All three said they remain convinced the vast majority of Buffalo police
officers are hard-working and honest.
However, an alternate juror in the case said the most surprising thing
about the two-month trial was the lack of supervision in the Buffalo Police
Narcotics Squad.
"I would hope that, as a result of this trial, the Buffalo police will take
a long, hard look at themselves - their procedures and how they supervise
people," said the alternate, an Amherst businessman in his 50s who spoke on
condition that his name not be published.

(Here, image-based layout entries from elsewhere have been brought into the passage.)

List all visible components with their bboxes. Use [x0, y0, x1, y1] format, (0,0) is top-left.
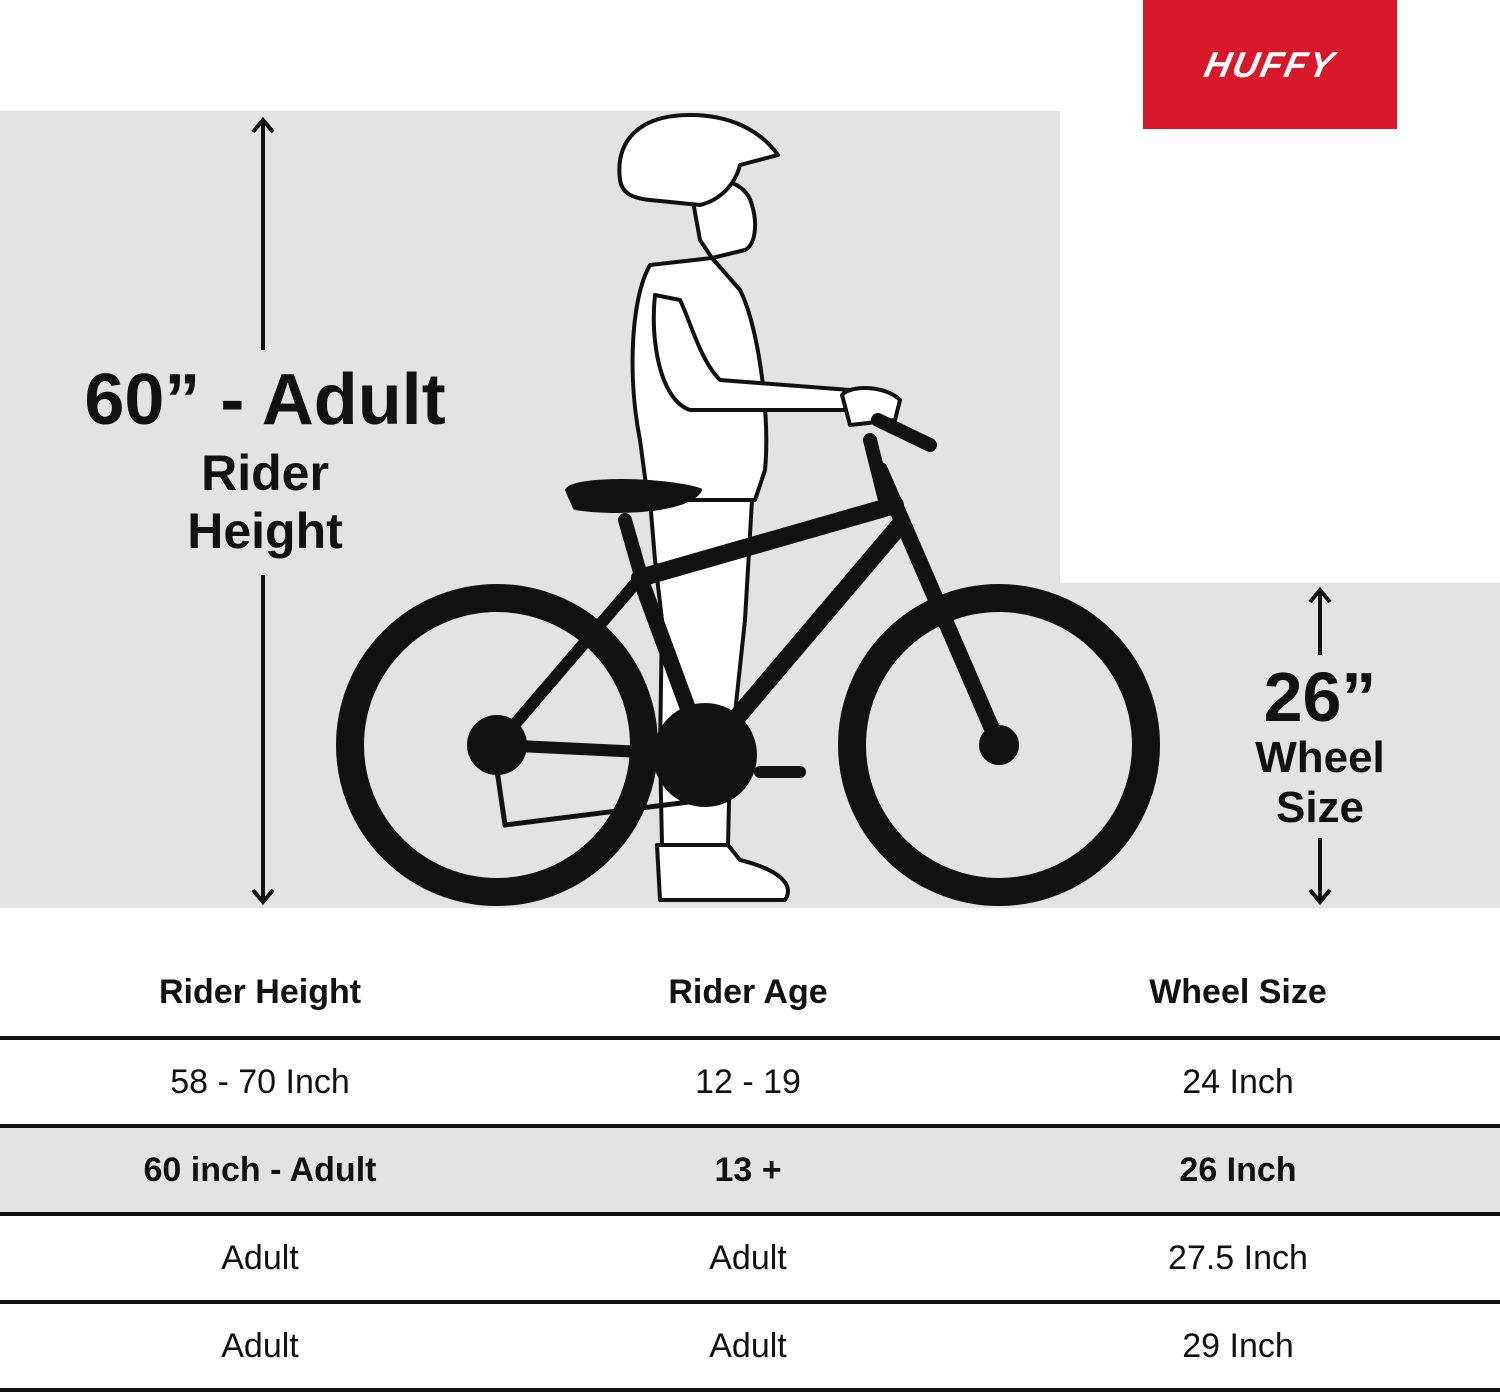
- cell-rider-age: Adult: [709, 1326, 787, 1365]
- header-rider-height: Rider Height: [158, 972, 362, 1011]
- cell-wheel-size: 27.5 Inch: [1168, 1238, 1308, 1277]
- cell-rider-age: Adult: [709, 1238, 787, 1277]
- rider-height-arrow: [251, 116, 275, 906]
- cell-wheel-size: 24 Inch: [1182, 1062, 1294, 1101]
- rider-height-label-line2: Height: [187, 503, 343, 559]
- cell-rider-age: 12 - 19: [695, 1062, 801, 1101]
- table-row: Adult Adult 29 Inch: [0, 1304, 1500, 1392]
- bicycle: [336, 413, 1160, 906]
- header-wheel-size: Wheel Size: [1149, 972, 1327, 1011]
- cell-rider-height: 58 - 70 Inch: [170, 1062, 350, 1101]
- rider-height-value: 60” - Adult: [84, 360, 446, 440]
- wheel-size-label-line2: Size: [1275, 783, 1365, 832]
- wheel-size-arrow: [1308, 586, 1332, 906]
- bike-rider-illustration: [251, 113, 1332, 906]
- header-rider-age: Rider Age: [668, 972, 828, 1011]
- huffy-logo: HUFFY: [1143, 0, 1397, 129]
- rider-height-label: Rider Height: [40, 444, 490, 560]
- cell-rider-height: 60 inch - Adult: [143, 1150, 377, 1189]
- table-row-highlighted: 60 inch - Adult 13 + 26 Inch: [0, 1128, 1500, 1216]
- table-row: Adult Adult 27.5 Inch: [0, 1216, 1500, 1304]
- wheel-size-value: 26”: [1263, 658, 1377, 736]
- rider-height-label-line1: Rider: [201, 445, 329, 501]
- cell-rider-age: 13 +: [714, 1150, 782, 1189]
- table-row: 58 - 70 Inch 12 - 19 24 Inch: [0, 1040, 1500, 1128]
- cell-wheel-size: 29 Inch: [1182, 1326, 1294, 1365]
- wheel-size-label: Wheel Size: [1200, 733, 1440, 833]
- rider-figure: [617, 113, 902, 902]
- cell-rider-height: Adult: [221, 1238, 299, 1277]
- cell-wheel-size: 26 Inch: [1179, 1150, 1297, 1189]
- wheel-size-label-line1: Wheel: [1255, 733, 1385, 782]
- table-header: Rider Height Rider Age Wheel Size: [0, 948, 1500, 1040]
- cell-rider-height: Adult: [221, 1326, 299, 1365]
- size-chart-table: Rider Height Rider Age Wheel Size 58 - 7…: [0, 948, 1500, 1392]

The alternate sat with other jurors for the entire trial, but did not take
part in the deliberations or vote on the verdicts. Some of the most
disturbing testimony came from Buffalo police officials who said Parker and
his co-defendants had almost no supervision for several months in 1999, the
alternate said.
"It was very telling when Judge Arcara asked a lieutenant who was
supervising these guys, and he answered, "Nobody was,' " the alternate
said. "They better take a look at themselves, or this kind of thing is
going to happen again."
The FBI and Buffalo police have a close working relationship, and that
won't change, Ahearn said during the joint news conference.
"This will in no way do any harm to the integrity of the continuing
relationship" among the various law enforcement offices, Battle said.
"We don't let something like this stop us from doing our job," Ahearn said.
Battle and Ahearn defended the decision to take the case to trial, despite
the offers of guilty pleas from some of the defendants.
"Money is no object when you're dealing with a corruption case," the FBI
chief said. "We weren't going to just take a plea and walk away. We thought
there were serious charges here. Say what you want. Justice was served, and
former police officers are now going to go to jail."